Aber es ist nicht nur ein wichtiges Treffen für Xi Jinping selbst. Angesichts der wirtschaftlichen und geopolitischen Herausforderungen, mit denen China derzeit konfrontiert ist, wird der Kongress wahrscheinlich den Ton für die künftige Wirtschaftspolitik setzen. Am dringlichsten sind im Moment die wirtschaftlichen Probleme. Unter der Führung von Präsident Xi Jinping fällt das Wirtschaftswachstum niedriger aus als unter früheren Präsidenten. Seit Anfang 2021 befindet sich die chinesische Wirtschaft in einem wirtschaftlichen Abschwung, der durch die Straffung der Geldpolitik, eine strengere Regulierung und die dynamische Null-Covid-Strategie verursacht wurde.

Wirtschaftliche Erholung wegen Covid-Sperren schwach
Trotz der geld- und fiskalpolitischen Lockerungen seit Ende 2021 und der Bodenbildung bei Konsum und Produktion im zweiten Quartal 2022 bescheinigt unser Konjunkturmodell Wave dem Land nur eine schwache wirtschaftliche Erholung.

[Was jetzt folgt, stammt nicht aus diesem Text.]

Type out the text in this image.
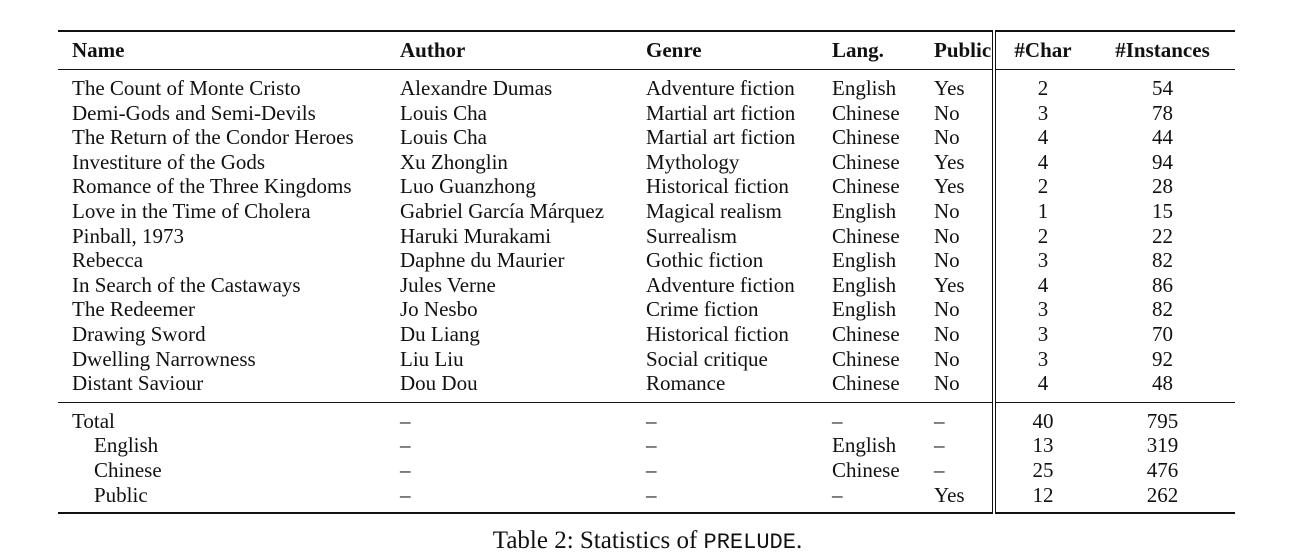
Name	Author	Genre	Lang.	Public	#Char	#Instances
The Count of Monte Cristo	Alexandre Dumas	Adventure fiction	English	Yes	2	54
Demi-Gods and Semi-Devils	Louis Cha	Martial art fiction	Chinese	No	3	78
The Return of the Condor Heroes	Louis Cha	Martial art fiction	Chinese	No	4	44
Investiture of the Gods	Xu Zhonglin	Mythology	Chinese	Yes	4	94
Romance of the Three Kingdoms	Luo Guanzhong	Historical fiction	Chinese	Yes	2	28
Love in the Time of Cholera	Gabriel García Márquez	Magical realism	English	No	1	15
Pinball, 1973	Haruki Murakami	Surrealism	Chinese	No	2	22
Rebecca	Daphne du Maurier	Gothic fiction	English	No	3	82
In Search of the Castaways	Jules Verne	Adventure fiction	English	Yes	4	86
The Redeemer	Jo Nesbo	Crime fiction	English	No	3	82
Drawing Sword	Du Liang	Historical fiction	Chinese	No	3	70
Dwelling Narrowness	Liu Liu	Social critique	Chinese	No	3	92
Distant Saviour	Dou Dou	Romance	Chinese	No	4	48
Total	–	–	–	–	40	795
English	–	–	English	–	13	319
Chinese	–	–	Chinese	–	25	476
Public	–	–	–	Yes	12	262
Table 2: Statistics of PRELUDE.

Die geldpolitische Transmission wird durch die strikten Covid-Sperren und den schweren Einbruch des Immobilienmarktes behindert, der einen Teil der Finanzindustrie lähmt.

Die Anzeichen mehren sich, dass die chinesische Führung mit dem 20. Parteitag ihre Konjunkturmassnahmen verstärken wird.

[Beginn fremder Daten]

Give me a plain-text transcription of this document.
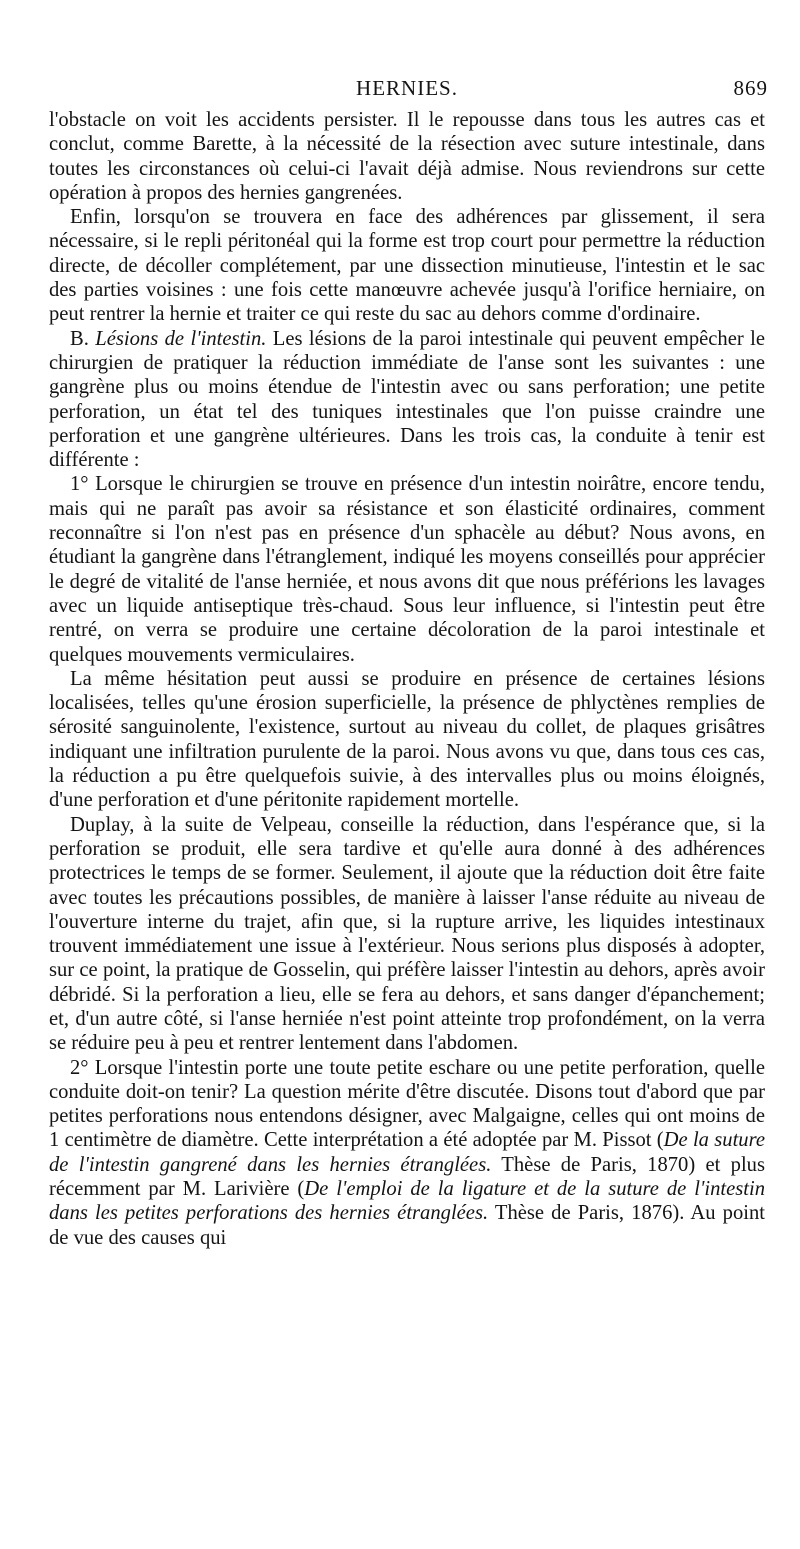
HERNIES.	869

l'obstacle on voit les accidents persister. Il le repousse dans tous les autres cas et conclut, comme Barette, à la nécessité de la résection avec suture intestinale, dans toutes les circonstances où celui-ci l'avait déjà admise. Nous reviendrons sur cette opération à propos des hernies gangrenées.

Enfin, lorsqu'on se trouvera en face des adhérences par glissement, il sera nécessaire, si le repli péritonéal qui la forme est trop court pour permettre la réduction directe, de décoller complétement, par une dissection minutieuse, l'intestin et le sac des parties voisines : une fois cette manœuvre achevée jusqu'à l'orifice herniaire, on peut rentrer la hernie et traiter ce qui reste du sac au dehors comme d'ordinaire.

B. Lésions de l'intestin. Les lésions de la paroi intestinale qui peuvent empêcher le chirurgien de pratiquer la réduction immédiate de l'anse sont les suivantes : une gangrène plus ou moins étendue de l'intestin avec ou sans perforation; une petite perforation, un état tel des tuniques intestinales que l'on puisse craindre une perforation et une gangrène ultérieures. Dans les trois cas, la conduite à tenir est différente :

1° Lorsque le chirurgien se trouve en présence d'un intestin noirâtre, encore tendu, mais qui ne paraît pas avoir sa résistance et son élasticité ordinaires, comment reconnaître si l'on n'est pas en présence d'un sphacèle au début? Nous avons, en étudiant la gangrène dans l'étranglement, indiqué les moyens conseillés pour apprécier le degré de vitalité de l'anse herniée, et nous avons dit que nous préférions les lavages avec un liquide antiseptique très-chaud. Sous leur influence, si l'intestin peut être rentré, on verra se produire une certaine décoloration de la paroi intestinale et quelques mouvements vermiculaires.

La même hésitation peut aussi se produire en présence de certaines lésions localisées, telles qu'une érosion superficielle, la présence de phlyctènes remplies de sérosité sanguinolente, l'existence, surtout au niveau du collet, de plaques grisâtres indiquant une infiltration purulente de la paroi. Nous avons vu que, dans tous ces cas, la réduction a pu être quelquefois suivie, à des intervalles plus ou moins éloignés, d'une perforation et d'une péritonite rapidement mortelle.

Duplay, à la suite de Velpeau, conseille la réduction, dans l'espérance que, si la perforation se produit, elle sera tardive et qu'elle aura donné à des adhérences protectrices le temps de se former. Seulement, il ajoute que la réduction doit être faite avec toutes les précautions possibles, de manière à laisser l'anse réduite au niveau de l'ouverture interne du trajet, afin que, si la rupture arrive, les liquides intestinaux trouvent immédiatement une issue à l'extérieur. Nous serions plus disposés à adopter, sur ce point, la pratique de Gosselin, qui préfère laisser l'intestin au dehors, après avoir débridé. Si la perforation a lieu, elle se fera au dehors, et sans danger d'épanchement; et, d'un autre côté, si l'anse herniée n'est point atteinte trop profondément, on la verra se réduire peu à peu et rentrer lentement dans l'abdomen.

2° Lorsque l'intestin porte une toute petite eschare ou une petite perforation, quelle conduite doit-on tenir? La question mérite d'être discutée. Disons tout d'abord que par petites perforations nous entendons désigner, avec Malgaigne, celles qui ont moins de 1 centimètre de diamètre. Cette interprétation a été adoptée par M. Pissot (De la suture de l'intestin gangrené dans les hernies étranglées. Thèse de Paris, 1870) et plus récemment par M. Larivière (De l'emploi de la ligature et de la suture de l'intestin dans les petites perforations des hernies étranglées. Thèse de Paris, 1876). Au point de vue des causes qui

Sven Schubert, Anlagestratege, Vontobel

Allerdings mehren sich die Anzeichen dafür, dass mit dem 20. Parteitag die chinesische Führung ihre Konjunkturmassnahmen verstärken wird. Die Behörden konzentrieren sich zunehmend auf die Stabilisierung des Immobilienmarktes, in dem die Beschränkungen der Zinsuntergrenzen für Hypotheken aufgehoben und die Kosten für Hypothekenkredite gesenkt wurden. Auch Einkommenssteuernachlässe und Massnahmen, mit denen die Investitionstätigkeit angekurbelt werden soll, gehören zu den kürzlich angekündigten politischen Instrumenten.

Keine Änderung der Corona-Strategie ohne Gesichtsverlust für Xi Jinping
Ob sich an der Corona-Strategie Chinas etwas ändern wird, ist weniger klar, da es sich um eine der wichtigsten politischen Massnahmen von Präsident Xi Jinping handelt. Es scheint nicht einfach zu sein einen Ausweg zu finden ohne dass er sein Gesicht verliert. Bislang stehen strenge Abriegelungen ganzer Städte, Massentests und lange und ermüdende Quarantänen trotz der wachsenden Wut in der chinesischen Bevölkerung weiterhin auf der Tagesordnung der Kommunistischen Partei. Medienberichten zufolge wurden in den vergangenen Monaten mehr als 70 Städte ganz oder teilweise abgeriegelt. Daher scheint es unwahrscheinlich, dass China auf dem Parteikongress den Sieg über Corona verkünden wird. Da jedoch immer mehr Feinabstimmungen, wie die Genehmigung eines Marathons in Peking im November und die Aufhebung der obligatorischen Quarantäne für Einreisende in Hongkong, zu beobachten sind, scheint eine allmähliche Lockerung der Corona-Regeln nach dem Parteitag wahrscheinlich.

Trotz der derzeitigen Schwäche der chinesischen Wirtschaft könnte der bevorstehende Parteikongress nicht nur der Beginn eines neuen politischen, sondern auch eines neuen wirtschaftlichen Zyklus sein. Im Vorfeld des Kongresses wurden bereits verstärkt Konjunkturmassnahmen ergriffen. Weitere politische Massnahmen werden wahrscheinlich folgen, einschliesslich einer Lockerung der Corona-Beschränkungen im Jahr 2023. Die chinesische Wirtschaft hat sowohl den globalen Wirtschaftsaufschwung im Jahr 2020 als auch den Abschwung im Jahr 2021/22 angeführt. Das könnte sich 2023 wiederholen und China könnte zu den ersten Ländern gehören, die eine wirtschaftliche Erholung verzeichnen können. Da die Geldpolitik in den grossen Industrieländern jedoch bis weit in das Jahr 2023 hinein straff bleiben dürfte, wird Chinas Wachstumsaufschwung wahrscheinlich wesentlich geringer ausfallen als in früheren Zyklen.